He also mentioned that it was during Baqir's tenure that the SBP adopted a market-based exchange rate system.

“I think the SBP's former governor should have been given a second chance. Now the coming governor must have extensive knowledge and the capabilities of central banking,” Shah said.

The new governor will have to make efforts to boost the country’s financial credibility among the international community.

He or she must have skills to tap debt markets for new dollar and Sukuk bonds issuance and will need to give local and foreign investors a signal of stability, according to Shah.

Pakistan has been driven into an internal and external debt trap by reckless economic policies of the past governments so the debt crisis and the balance of payments will also be the major challenges for the next SBP governor.

Analysts say the new governor will need to tackle major questions about monetary policy and the exchange rate system, while striking a balance between an independent central bank and the Ministry of Finance.

The SBP was given more autonomy after the government approved the SBP amendment bill in January 2022 allowing it to operate without the control of the government.

“In Dr Murtaza Syed we have a seasoned professional who is capable of handling the present challenges,” said Ehsan Malik, CEO Pakistan Business Council.

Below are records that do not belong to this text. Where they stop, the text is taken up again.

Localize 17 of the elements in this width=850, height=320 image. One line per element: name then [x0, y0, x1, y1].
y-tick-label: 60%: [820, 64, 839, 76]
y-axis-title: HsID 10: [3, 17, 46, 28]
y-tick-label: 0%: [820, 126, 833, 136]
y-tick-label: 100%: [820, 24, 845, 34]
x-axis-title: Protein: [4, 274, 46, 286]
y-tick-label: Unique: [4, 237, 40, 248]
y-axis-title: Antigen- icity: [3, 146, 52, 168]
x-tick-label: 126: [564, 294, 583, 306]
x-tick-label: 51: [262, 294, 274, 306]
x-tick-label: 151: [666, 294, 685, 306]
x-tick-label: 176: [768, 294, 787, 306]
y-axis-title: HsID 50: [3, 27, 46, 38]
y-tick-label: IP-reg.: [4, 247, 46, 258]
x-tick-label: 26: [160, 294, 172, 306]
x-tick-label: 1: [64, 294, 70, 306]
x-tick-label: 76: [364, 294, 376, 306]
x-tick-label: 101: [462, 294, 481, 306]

“Additionally his leadership of the central bank will ensure continuity of policies - he has, as the Deputy Governor Policy since 2000, worked closely with the former governor in making SBP the strong institution it is today,” Malik added.

Therefore, the government can take time to select a successor, if indeed it feels that Dr Murtaza Syed cannot be one, according to Malik.

Saad Hashemy, an executive director at BMA Capital, said the primary challenge for the governor would be to ensure both currency and price stability, that was, reining inflation in a time of a stretched out commodity super cycle. “Internationally oil prices continue to hover 100 dollars and the impact of this on the external account and inflation will be profound,” Hashemy added.